CZ heeft die aanvraag bij besluit van 16 juni 2003 afgewezen.
Bij brief van 7 juli 2003 heeft appellant bezwaar gemaakt tegen het besluit van 16 juni 2003.
Op 11 juli 2003 en 6 oktober 2003 heeft de oogarts dr. C. Claes van het Algemeen Ziekenhuis Middelheim te Antwerpen bij appellant een macula-translocatie uitgevoerd.
In het kader van de behandeling van het bezwaar tegen het besluit van 16 juni 2003 heeft het College voor Zorgverzekeringen (CvZ) op 5 december 2003 schriftelijk advies uitgebracht aan CZ.
Bij besluit van 11 december 2003 heeft CZ het bezwaar van appellant tegen het besluit van 16 juni 2003 ongegrond verklaard.
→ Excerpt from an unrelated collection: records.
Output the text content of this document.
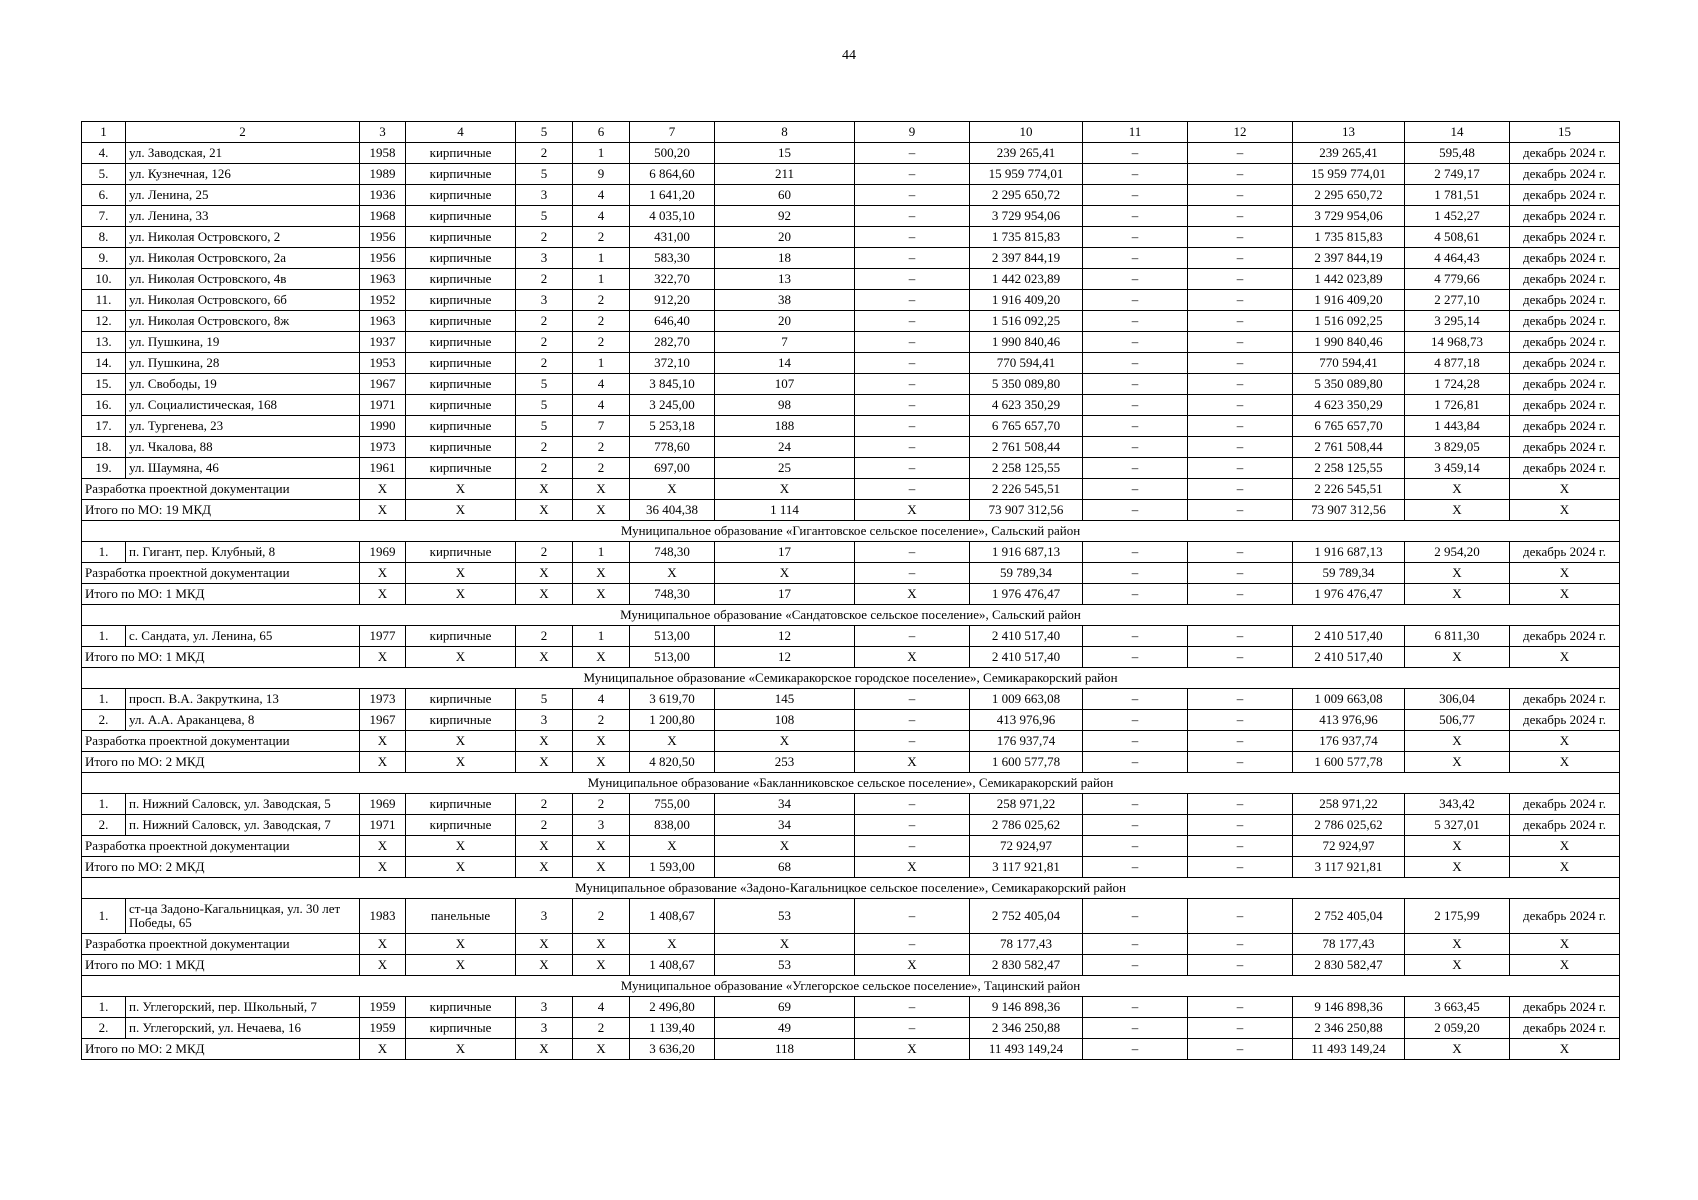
44
1	2	3	4	5	6	7	8	9	10	11	12	13	14	15
4.	ул. Заводская, 21	1958	кирпичные	2	1	500,20	15	–	239 265,41	–	–	239 265,41	595,48	декабрь 2024 г.
5.	ул. Кузнечная, 126	1989	кирпичные	5	9	6 864,60	211	–	15 959 774,01	–	–	15 959 774,01	2 749,17	декабрь 2024 г.
6.	ул. Ленина, 25	1936	кирпичные	3	4	1 641,20	60	–	2 295 650,72	–	–	2 295 650,72	1 781,51	декабрь 2024 г.
7.	ул. Ленина, 33	1968	кирпичные	5	4	4 035,10	92	–	3 729 954,06	–	–	3 729 954,06	1 452,27	декабрь 2024 г.
8.	ул. Николая Островского, 2	1956	кирпичные	2	2	431,00	20	–	1 735 815,83	–	–	1 735 815,83	4 508,61	декабрь 2024 г.
9.	ул. Николая Островского, 2а	1956	кирпичные	3	1	583,30	18	–	2 397 844,19	–	–	2 397 844,19	4 464,43	декабрь 2024 г.
10.	ул. Николая Островского, 4в	1963	кирпичные	2	1	322,70	13	–	1 442 023,89	–	–	1 442 023,89	4 779,66	декабрь 2024 г.
11.	ул. Николая Островского, 6б	1952	кирпичные	3	2	912,20	38	–	1 916 409,20	–	–	1 916 409,20	2 277,10	декабрь 2024 г.
12.	ул. Николая Островского, 8ж	1963	кирпичные	2	2	646,40	20	–	1 516 092,25	–	–	1 516 092,25	3 295,14	декабрь 2024 г.
13.	ул. Пушкина, 19	1937	кирпичные	2	2	282,70	7	–	1 990 840,46	–	–	1 990 840,46	14 968,73	декабрь 2024 г.
14.	ул. Пушкина, 28	1953	кирпичные	2	1	372,10	14	–	770 594,41	–	–	770 594,41	4 877,18	декабрь 2024 г.
15.	ул. Свободы, 19	1967	кирпичные	5	4	3 845,10	107	–	5 350 089,80	–	–	5 350 089,80	1 724,28	декабрь 2024 г.
16.	ул. Социалистическая, 168	1971	кирпичные	5	4	3 245,00	98	–	4 623 350,29	–	–	4 623 350,29	1 726,81	декабрь 2024 г.
17.	ул. Тургенева, 23	1990	кирпичные	5	7	5 253,18	188	–	6 765 657,70	–	–	6 765 657,70	1 443,84	декабрь 2024 г.
18.	ул. Чкалова, 88	1973	кирпичные	2	2	778,60	24	–	2 761 508,44	–	–	2 761 508,44	3 829,05	декабрь 2024 г.
19.	ул. Шаумяна, 46	1961	кирпичные	2	2	697,00	25	–	2 258 125,55	–	–	2 258 125,55	3 459,14	декабрь 2024 г.
Разработка проектной документации		X	X	X	X	X	X	–	2 226 545,51	–	–	2 226 545,51	X	X
Итого по МО: 19 МКД		X	X	X	X	36 404,38	1 114	X	73 907 312,56	–	–	73 907 312,56	X	X
Муниципальное образование «Гигантовское сельское поселение», Сальский район														
1.	п. Гигант, пер. Клубный, 8	1969	кирпичные	2	1	748,30	17	–	1 916 687,13	–	–	1 916 687,13	2 954,20	декабрь 2024 г.
Разработка проектной документации		X	X	X	X	X	X	–	59 789,34	–	–	59 789,34	X	X
Итого по МО: 1 МКД		X	X	X	X	748,30	17	X	1 976 476,47	–	–	1 976 476,47	X	X
Муниципальное образование «Сандатовское сельское поселение», Сальский район														
1.	с. Сандата, ул. Ленина, 65	1977	кирпичные	2	1	513,00	12	–	2 410 517,40	–	–	2 410 517,40	6 811,30	декабрь 2024 г.
Итого по МО: 1 МКД		X	X	X	X	513,00	12	X	2 410 517,40	–	–	2 410 517,40	X	X
Муниципальное образование «Семикаракорское городское поселение», Семикаракорский район														
1.	просп. В.А. Закруткина, 13	1973	кирпичные	5	4	3 619,70	145	–	1 009 663,08	–	–	1 009 663,08	306,04	декабрь 2024 г.
2.	ул. А.А. Араканцева, 8	1967	кирпичные	3	2	1 200,80	108	–	413 976,96	–	–	413 976,96	506,77	декабрь 2024 г.
Разработка проектной документации		X	X	X	X	X	X	–	176 937,74	–	–	176 937,74	X	X
Итого по МО: 2 МКД		X	X	X	X	4 820,50	253	X	1 600 577,78	–	–	1 600 577,78	X	X
Муниципальное образование «Бакланниковское сельское поселение», Семикаракорский район														
1.	п. Нижний Саловск, ул. Заводская, 5	1969	кирпичные	2	2	755,00	34	–	258 971,22	–	–	258 971,22	343,42	декабрь 2024 г.
2.	п. Нижний Саловск, ул. Заводская, 7	1971	кирпичные	2	3	838,00	34	–	2 786 025,62	–	–	2 786 025,62	5 327,01	декабрь 2024 г.
Разработка проектной документации		X	X	X	X	X	X	–	72 924,97	–	–	72 924,97	X	X
Итого по МО: 2 МКД		X	X	X	X	1 593,00	68	X	3 117 921,81	–	–	3 117 921,81	X	X
Муниципальное образование «Задоно-Кагальницкое сельское поселение», Семикаракорский район														
1.	ст-ца Задоно-Кагальницкая, ул. 30 лет Победы, 65	1983	панельные	3	2	1 408,67	53	–	2 752 405,04	–	–	2 752 405,04	2 175,99	декабрь 2024 г.
Разработка проектной документации		X	X	X	X	X	X	–	78 177,43	–	–	78 177,43	X	X
Итого по МО: 1 МКД		X	X	X	X	1 408,67	53	X	2 830 582,47	–	–	2 830 582,47	X	X
Муниципальное образование «Углегорское сельское поселение», Тацинский район														
1.	п. Углегорский, пер. Школьный, 7	1959	кирпичные	3	4	2 496,80	69	–	9 146 898,36	–	–	9 146 898,36	3 663,45	декабрь 2024 г.
2.	п. Углегорский, ул. Нечаева, 16	1959	кирпичные	3	2	1 139,40	49	–	2 346 250,88	–	–	2 346 250,88	2 059,20	декабрь 2024 г.
Итого по МО: 2 МКД		X	X	X	X	3 636,20	118	X	11 493 149,24	–	–	11 493 149,24	X	X
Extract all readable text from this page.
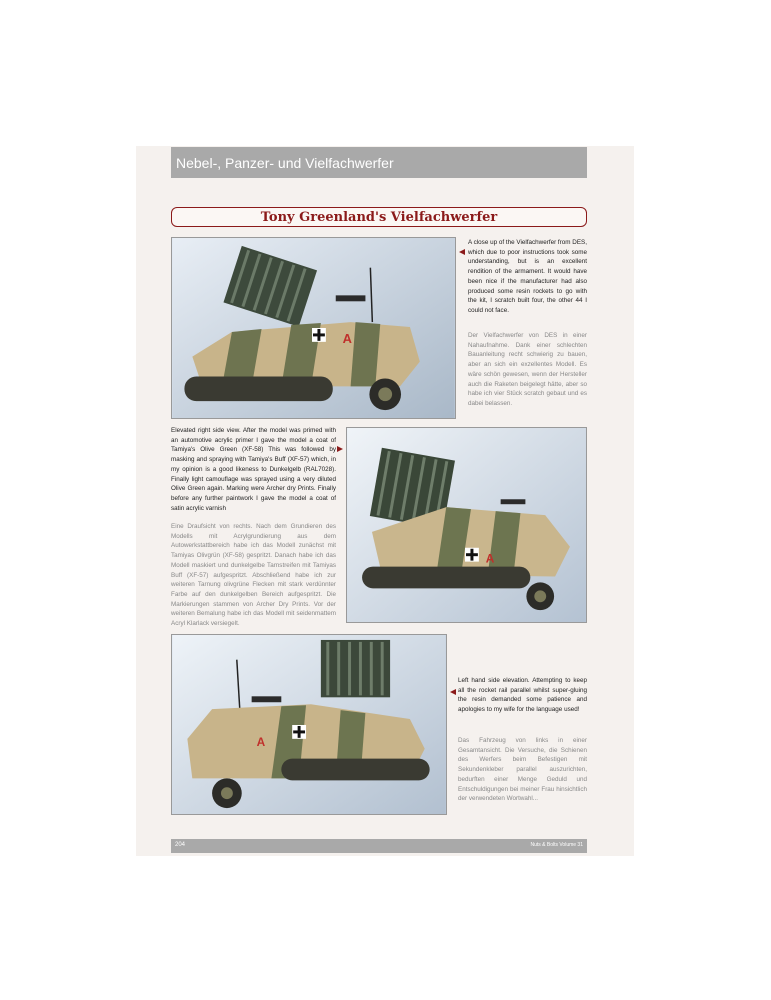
Nebel-, Panzer- und Vielfachwerfer
Tony Greenland's Vielfachwerfer
A
A close up of the Vielfachwerfer from DES, which due to poor instructions took some understanding, but is an excellent rendition of the armament. It would have been nice if the manufacturer had also produced some resin rockets to go with the kit, I scratch built four, the other 44 I could not face.
Der Vielfachwerfer von DES in einer Nahaufnahme. Dank einer schlechten Bauanleitung recht schwierig zu bauen, aber an sich ein exzellentes Modell. Es wäre schön gewesen, wenn der Hersteller auch die Raketen beigelegt hätte, aber so habe ich vier Stück scratch gebaut und es dabei belassen.
Elevated right side view. After the model was primed with an automotive acrylic primer I gave the model a coat of Tamiya's Olive Green (XF-58) This was followed by masking and spraying with Tamiya's Buff (XF-57) which, in my opinion is a good likeness to Dunkelgelb (RAL7028). Finally light camouflage was sprayed using a very diluted Olive Green again. Marking were Archer dry Prints. Finally before any further paintwork I gave the model a coat of satin acrylic varnish
Eine Draufsicht von rechts. Nach dem Grundieren des Modells mit Acrylgrundierung aus dem Autowerkstattbereich habe ich das Modell zunächst mit Tamiyas Olivgrün (XF-58) gespritzt. Danach habe ich das Modell maskiert und dunkelgelbe Tarnstreifen mit Tamiyas Buff (XF-57) aufgespritzt. Abschließend habe ich zur weiteren Tarnung olivgrüne Flecken mit stark verdünnter Farbe auf den dunkelgelben Bereich aufgespritzt. Die Markierungen stammen von Archer Dry Prints. Vor der weiteren Bemalung habe ich das Modell mit seidenmattem Acryl Klarlack versiegelt.
A
A
Left hand side elevation. Attempting to keep all the rocket rail parallel whilst super-gluing the resin demanded some patience and apologies to my wife for the language used!
Das Fahrzeug von links in einer Gesamtansicht. Die Versuche, die Schienen des Werfers beim Befestigen mit Sekundenkleber parallel auszurichten, bedurften einer Menge Geduld und Entschuldigungen bei meiner Frau hinsichtlich der verwendeten Wortwahl...
204	Nuts & Bolts Volume 31
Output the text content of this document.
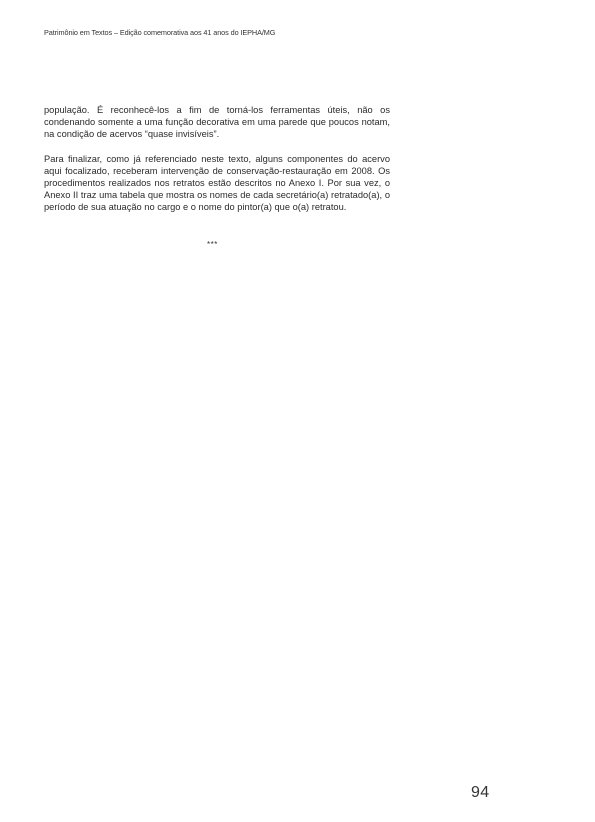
Patrimônio em Textos – Edição comemorativa aos 41 anos do IEPHA/MG

população. É reconhecê-los a fim de torná-los ferramentas úteis, não os condenando somente a uma função decorativa em uma parede que poucos notam, na condição de acervos “quase invisíveis”.

Para finalizar, como já referenciado neste texto, alguns componentes do acervo aqui focalizado, receberam intervenção de conservação-restauração em 2008. Os procedimentos realizados nos retratos estão descritos no Anexo I. Por sua vez, o Anexo II traz uma tabela que mostra os nomes de cada secretário(a) retratado(a), o período de sua atuação no cargo e o nome do pintor(a) que o(a) retratou.

***
94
Daarbij is - onder verwijzing naar de bevindingen van de medisch adviseur van CZ A. Pisters van juli 2003 - aangegeven dat macula-translocatie niet gebruikelijk is in de kring van de beroepsgenoten. Uit internationaal wetenschappelijk onderzoek is volgens CZ (nog) niet gebleken dat deze behandeling voldoende beproefd en deugdelijk is bevonden. CZ baseert zijn standpunt op het oordeel van het Nederlands Oogheelkundig Genootschap, een artikel uit het British Journal of Ophthalmologie in 2003, een Amerikaanse Major Review on Survey of Ophtalmology van mei/juni 2003 en een studie van de American Academy of Ophtalmologie uit 2000.
Bij de aangevallen uitspraak heeft de rechtbank het beroep tegen het besluit van 11 december 2003 ongegrond verklaard. Naar het oordeel van de rechtbank kan een macula-translocatie (nog) niet worden beschouwd als een verstrekking in de zin van de Zfw, omdat deze behandeling bij de huidige stand van zaken in de (internationale) kring van beroepsgenoten niet gebruikelijk is. Daarbij heeft zij verwezen naar de bevindingen van de medisch adviseur van CZ, de hiervoor genoemde drie publicaties en het op een medline-search gebaseerde CvZ-advies van 5 december 2003. Zij heeft daartoe het volgende overwogen, waarbij appellant als eiser en CZ als verweerder is aangeduid.
“De rechtbank overweegt daartoe dat (…) zowel het gedegen onderbouwde standpunt van het Cvz als ook het, niet minder gedegen onderbouwde, standpunt van verweersters eigen medische adviseur, de balans in het voordeel van het in het bestreden besluit verwoorde standpunt van verweerster doen uitslaan. Hetgeen van de kant van eiser daar tegenover is gesteld is al met al van onvoldoende gewicht om te kunnen concluderen dat een macula-translocatie (…) door de internationale medische wetenschap voldoende is beproefd en deugdelijk bevonden.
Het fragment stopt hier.